The WELL standard is administered by the International WELL Building Institute (IWBI), a public benefit corporation whose mission is to improve human health and wellbeing through the built environment. IWBI was launched by Delos in 2013, following a Clinton Global Initiative commitment by Scialla to develop spaces that enhance occupant health and quality of life.
The standard “is a performance-based system for measuring, certifying, and monitoring features of the built environment that impact human health and wellbeing.”
It is a nutrition label that shows how healthy the ingredients of a building are for its occupants. It encompasses more than other green certifications – in case you are wondering what another certification in the green alphabet soup could offer.

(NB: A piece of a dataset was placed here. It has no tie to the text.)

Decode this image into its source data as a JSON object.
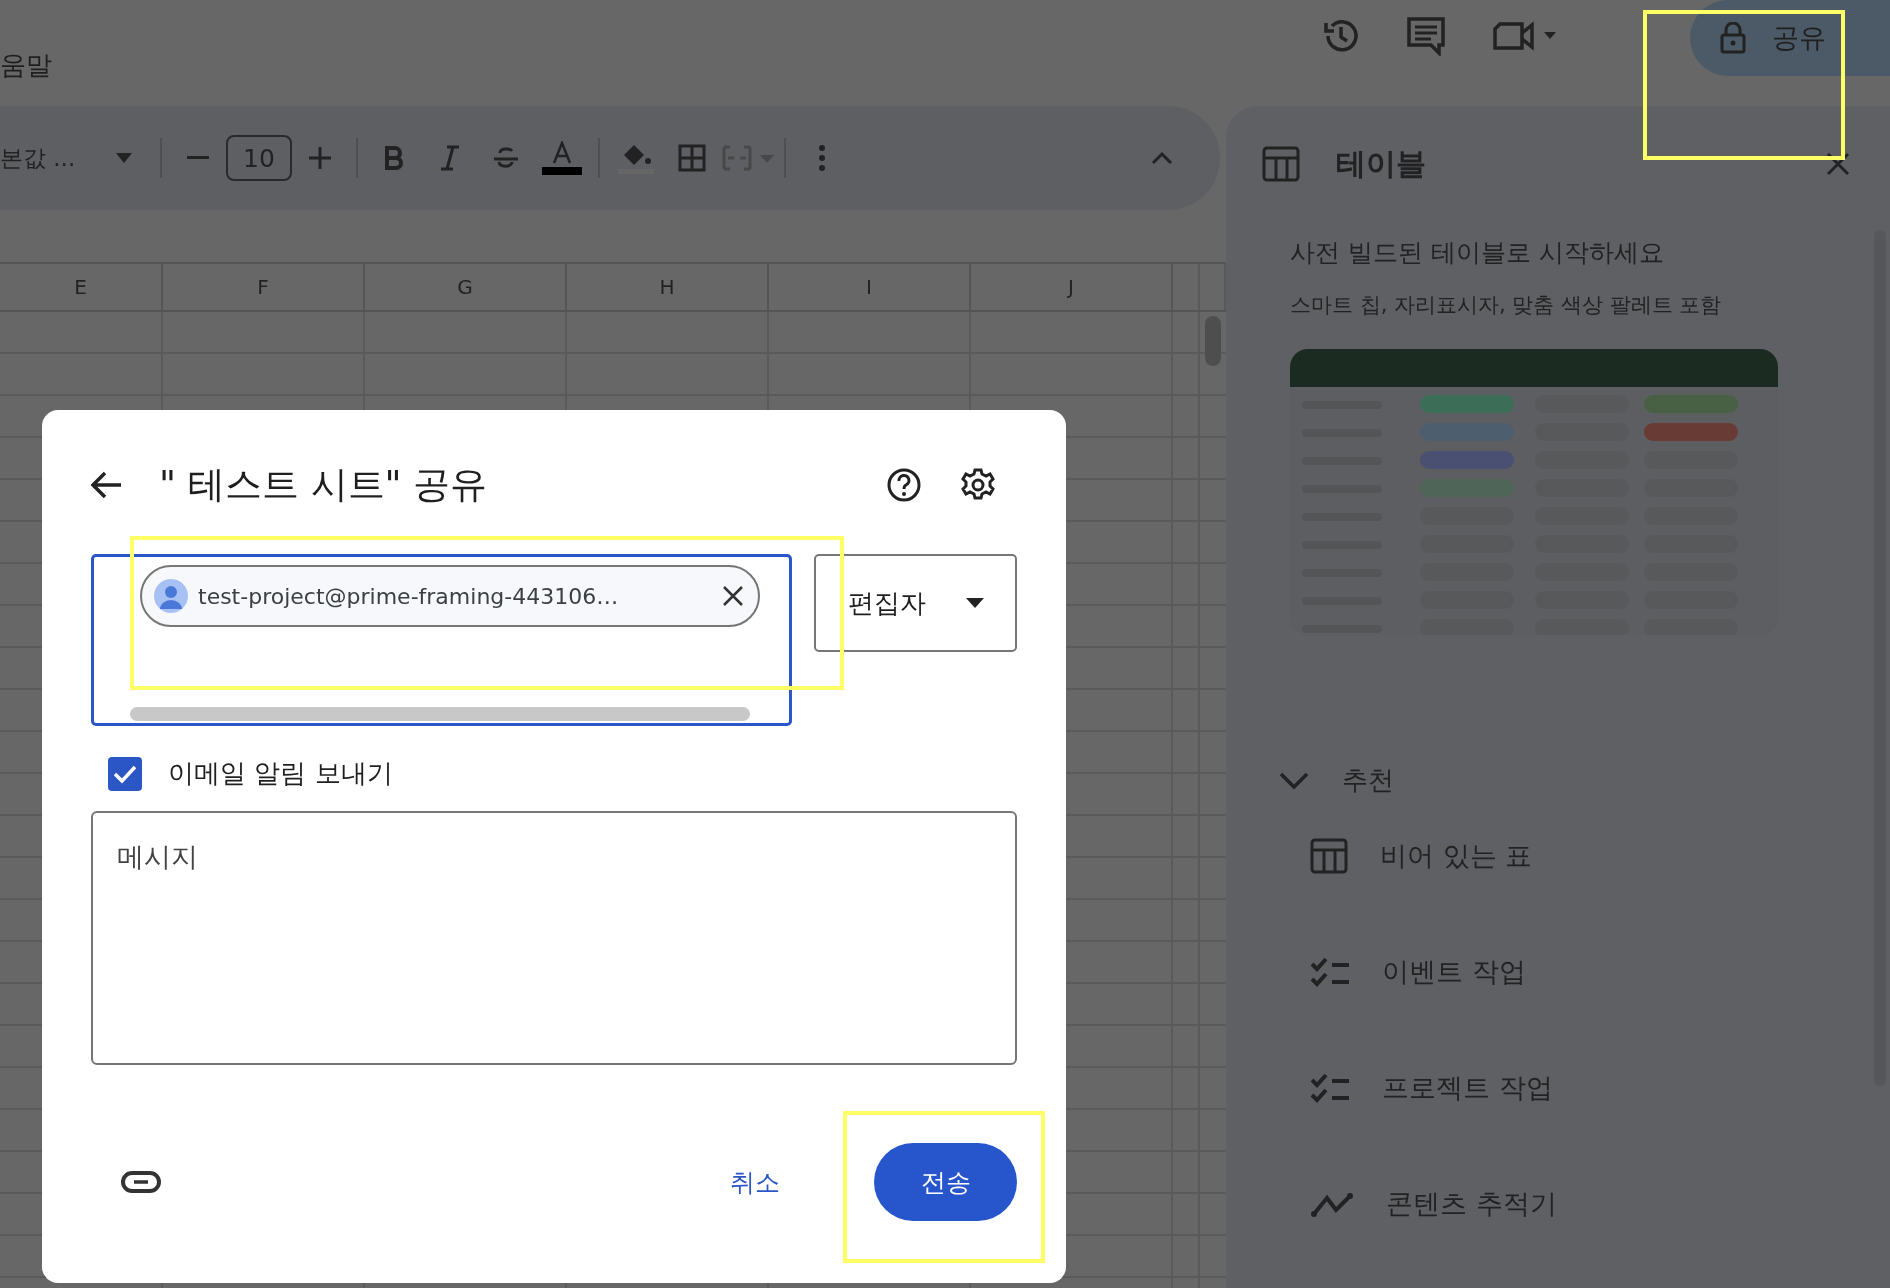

Seven concepts – air, water, nourishment, light, fitness, comfort, and mind – are the core of the standard. While some features for clean air and water sound familiar and indeed represent transferable LEED credits, others go into new territory:
- Refined food ingredient restrictions, a trans-fat ban, fruit and vegetable variety, meal size requirements, and 1 square foot of gardening area per occupant.
- Circadian lighting design with melanopic light in work areas.

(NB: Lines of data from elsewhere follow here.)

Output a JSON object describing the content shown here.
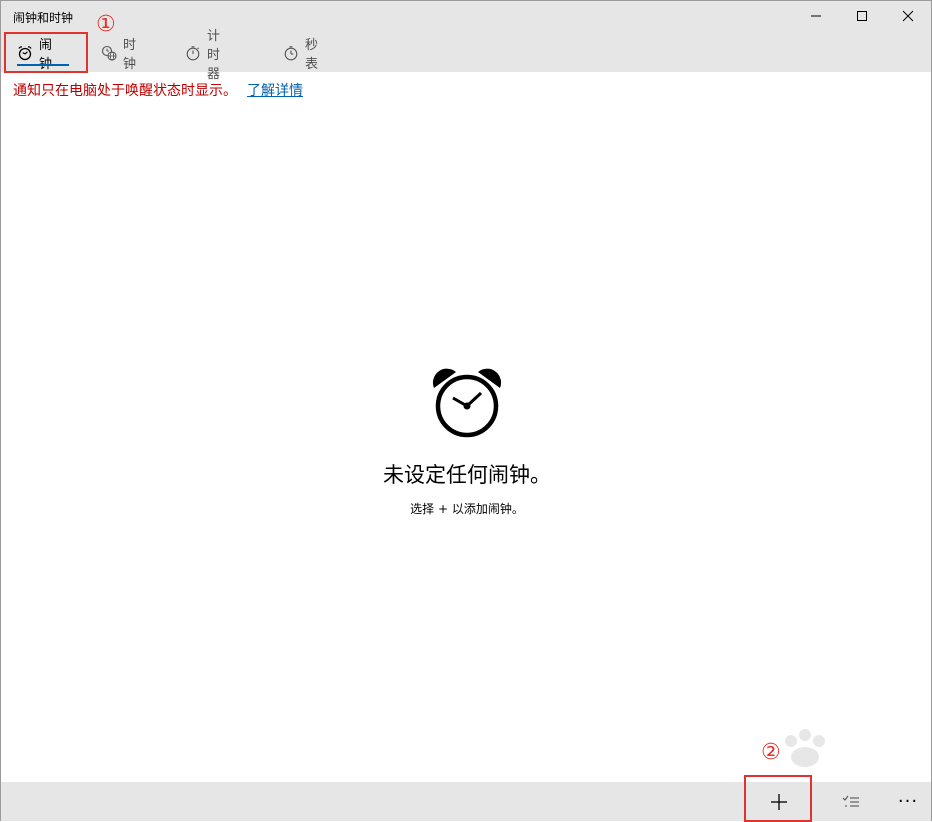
{
  "window": {
    "title": "闹钟和时钟",
    "controls": {
      "minimize": "minimize",
      "maximize": "maximize",
      "close": "close"
    }
  },
  "tabs": [
    {
      "label": "闹钟",
      "icon": "alarm-icon",
      "active": true
    },
    {
      "label": "时钟",
      "icon": "world-clock-icon",
      "active": false
    },
    {
      "label": "计时器",
      "icon": "timer-icon",
      "active": false
    },
    {
      "label": "秒表",
      "icon": "stopwatch-icon",
      "active": false
    }
  ],
  "notice": {
    "text": "通知只在电脑处于唤醒状态时显示。",
    "link": "了解详情"
  },
  "empty_state": {
    "icon": "alarm-clock-icon",
    "title": "未设定任何闹钟。",
    "subtitle": "选择 + 以添加闹钟。"
  },
  "annotations": {
    "marker_1": "①",
    "marker_2": "②",
    "color": "#e0332e"
  },
  "bottom_bar": {
    "add_icon": "plus-icon",
    "select_icon": "select-list-icon",
    "more_label": "···"
  },
  "colors": {
    "accent": "#0063b1",
    "notice": "#c00000",
    "chrome": "#e6e6e6"
  }
}
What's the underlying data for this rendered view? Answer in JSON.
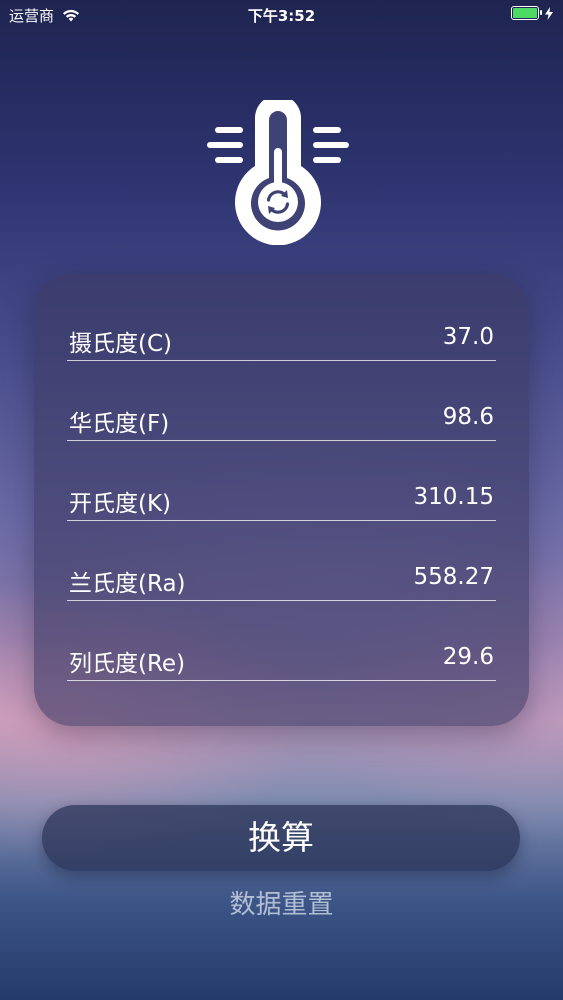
{
  "status_bar": {
    "carrier": "运营商",
    "time": "下午3:52",
    "battery_level": 1.0
  },
  "colors": {
    "battery": "#4cd964",
    "text": "#ffffff",
    "reset_text": "#d2dceb"
  },
  "icons": {
    "app_logo": "thermometer-conversion-icon",
    "wifi": "wifi-icon",
    "battery": "battery-icon",
    "charging": "charging-bolt-icon"
  },
  "temperatures": [
    {
      "label": "摄氏度(C)",
      "value": "37.0"
    },
    {
      "label": "华氏度(F)",
      "value": "98.6"
    },
    {
      "label": "开氏度(K)",
      "value": "310.15"
    },
    {
      "label": "兰氏度(Ra)",
      "value": "558.27"
    },
    {
      "label": "列氏度(Re)",
      "value": "29.6"
    }
  ],
  "actions": {
    "convert_label": "换算",
    "reset_label": "数据重置"
  }
}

- Active design through exterior pedestrian amenities; for the interior, desk height flexibility is specified.
- On-site fitness amenities and incentive plans to participate.
- Biophilic elements including “nature incorporation” and “nature interaction.”

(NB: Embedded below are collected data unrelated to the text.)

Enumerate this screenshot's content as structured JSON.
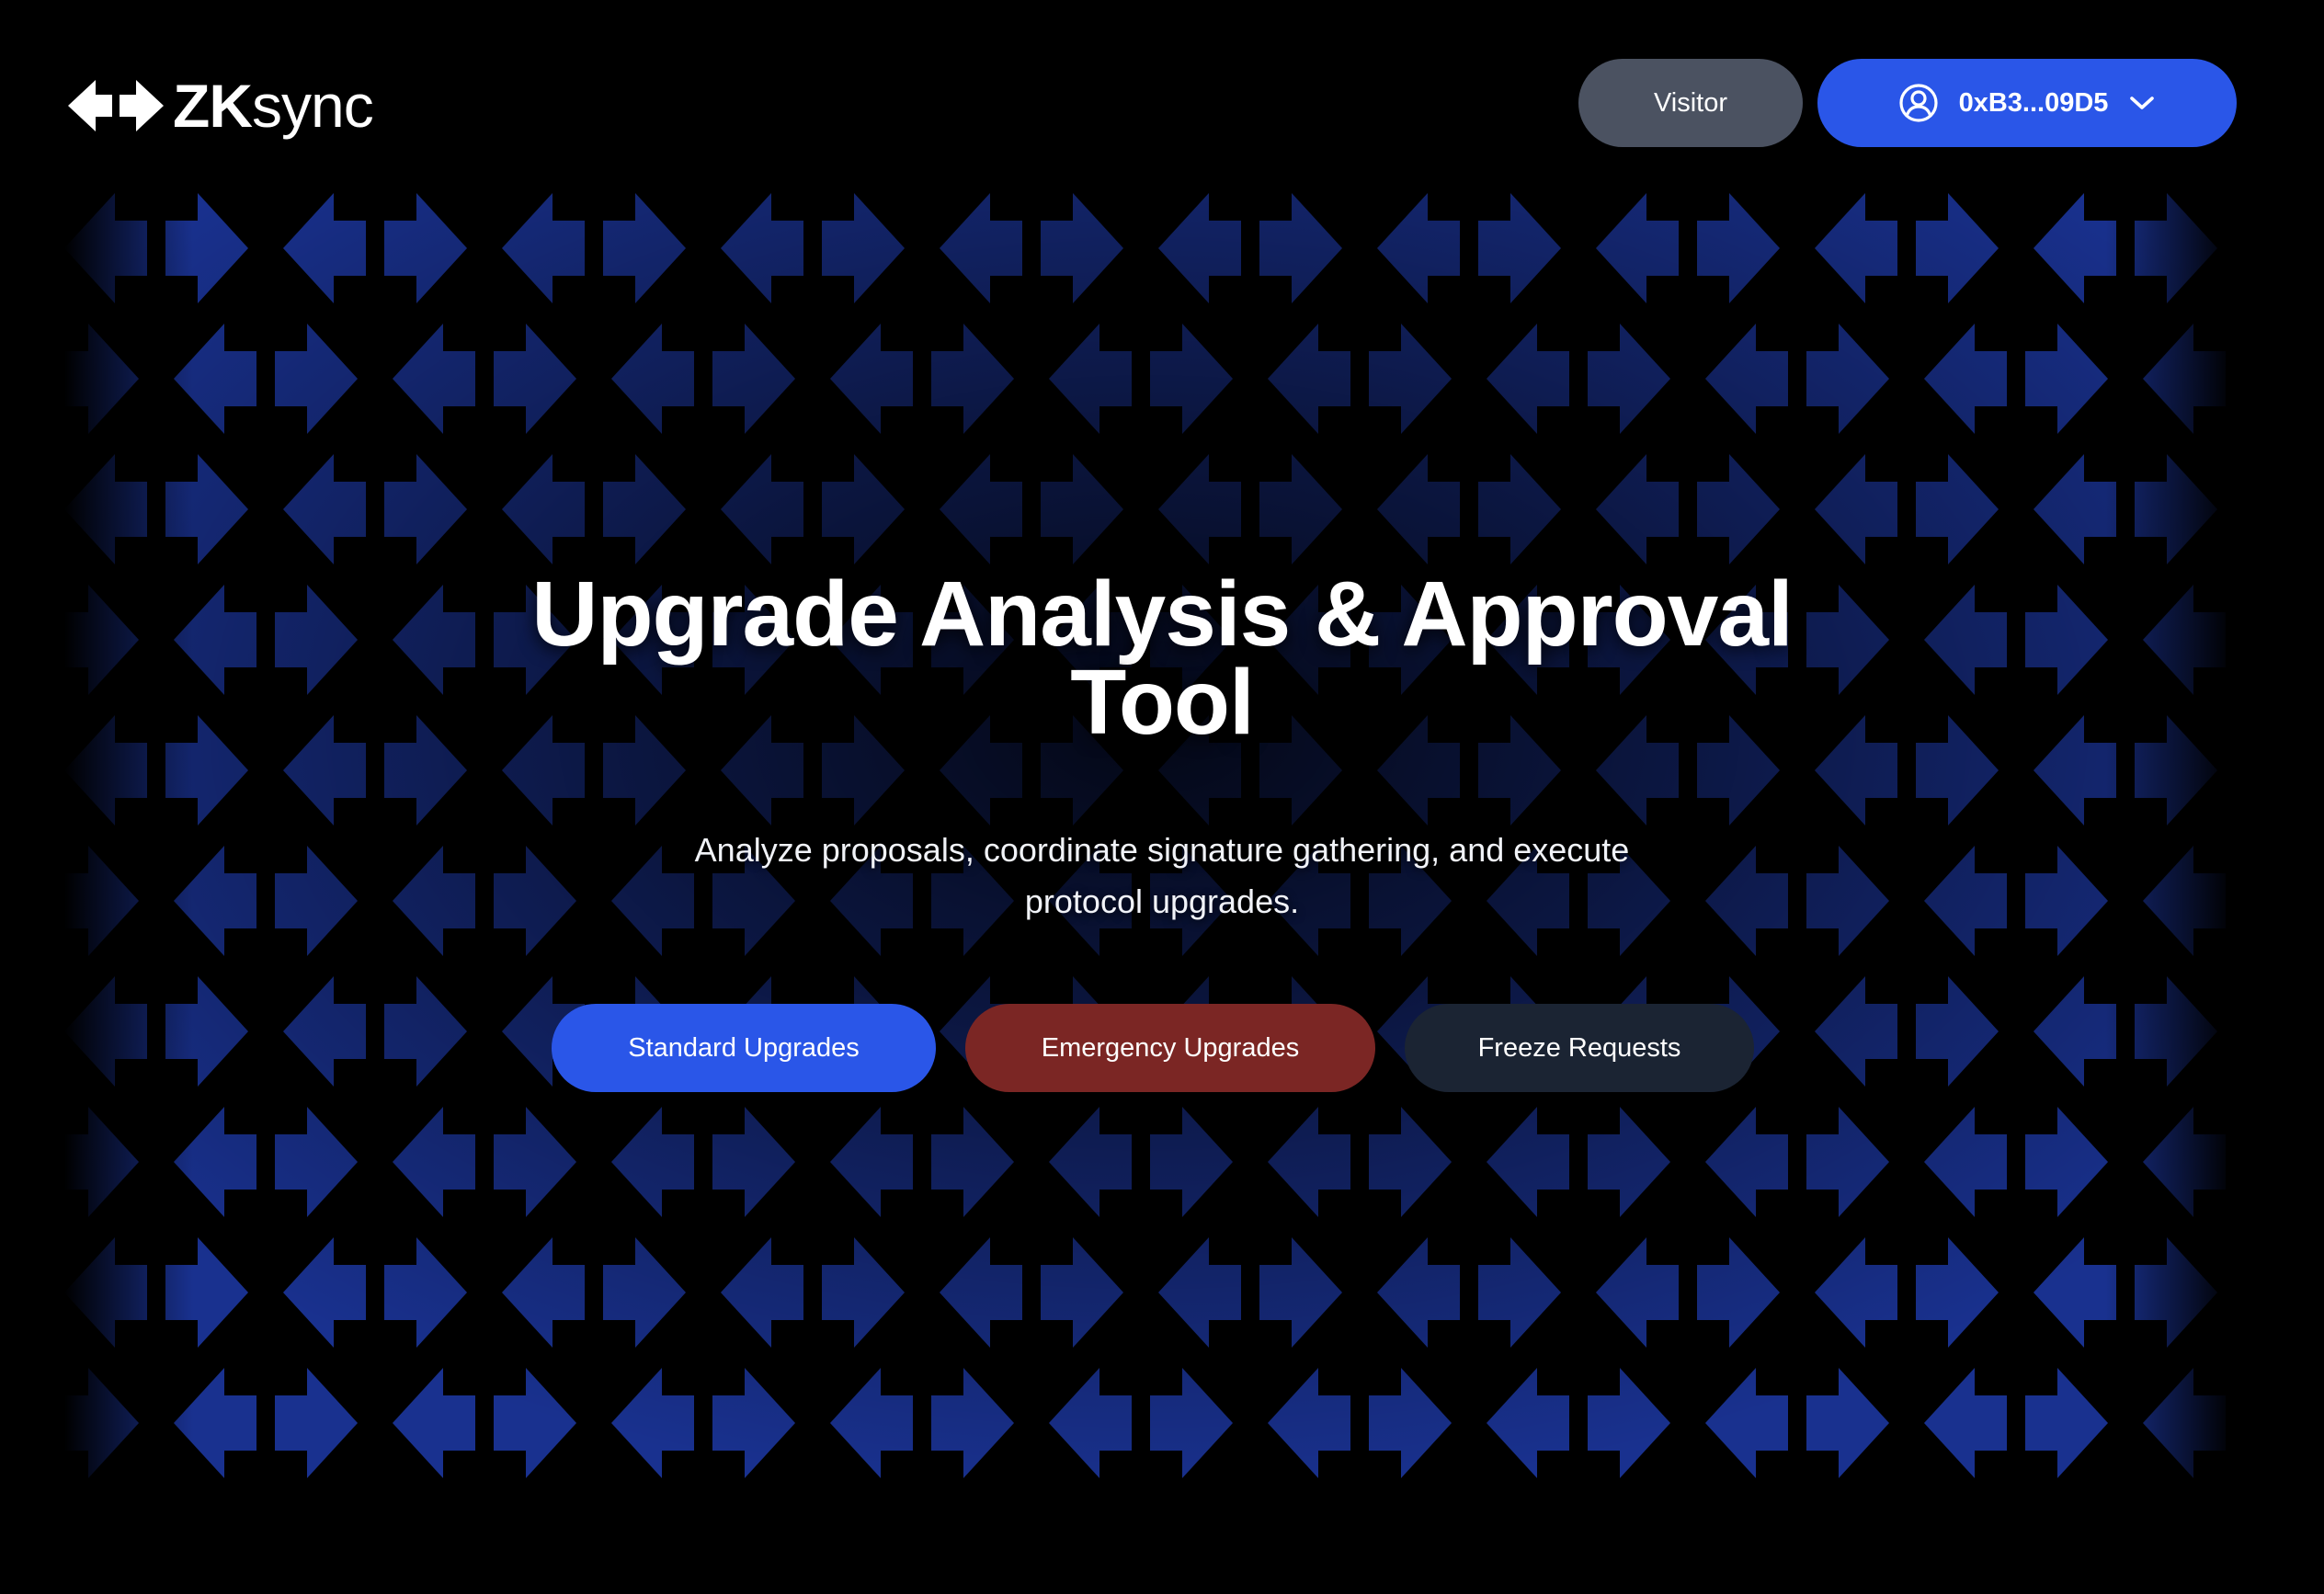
{
  "app": {
    "logo_zk": "ZK",
    "logo_sync": "sync"
  },
  "header": {
    "visitor_label": "Visitor",
    "account_label": "0xB3...09D5"
  },
  "hero": {
    "title": "Upgrade Analysis & Approval Tool",
    "subtitle": "Analyze proposals, coordinate signature gathering, and execute protocol upgrades."
  },
  "actions": {
    "standard": "Standard Upgrades",
    "emergency": "Emergency Upgrades",
    "freeze": "Freeze Requests"
  },
  "colors": {
    "background": "#000000",
    "accent_blue": "#2a56e8",
    "emergency_red": "#7b2624",
    "freeze_dark": "#1b2433",
    "visitor_gray": "#4b5261",
    "pattern_blue": "#1d3aa8"
  },
  "icons": {
    "logo": "zksync-arrows-logo",
    "account": "user-circle-icon",
    "dropdown": "chevron-down-icon",
    "pattern": "arrow-pattern-background"
  }
}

- Altruism component with charitable activities and contributions.
- Furniture suitable for “workplace sleep support,” i.e., naps.
- Travel policy that gives occupants the choice to avoid red-eye flights or work remotely on the day of arrival from a red-eye.
The WELL verification matrix and other information are available at the IWBI website. The standard’s active approach goes well beyond the notion that a building will do no harm. But how far will its acceptance go? The hotel industry has been an early adopter. MGM has expanded an initial offering of WELL-certified guest rooms at its Las Vegas property, where the rooms have fetched a 20% premium over standard rooms.
I could be skeptical about how widely the WELL standard will be adopted – until I recall where green buildings were 20 years or even 10 years ago. When connected to profit and occupant productivity, the active wellbeing approach gains traction. It also adds value to the roles of facility and property managers as influencers of profit and productivity.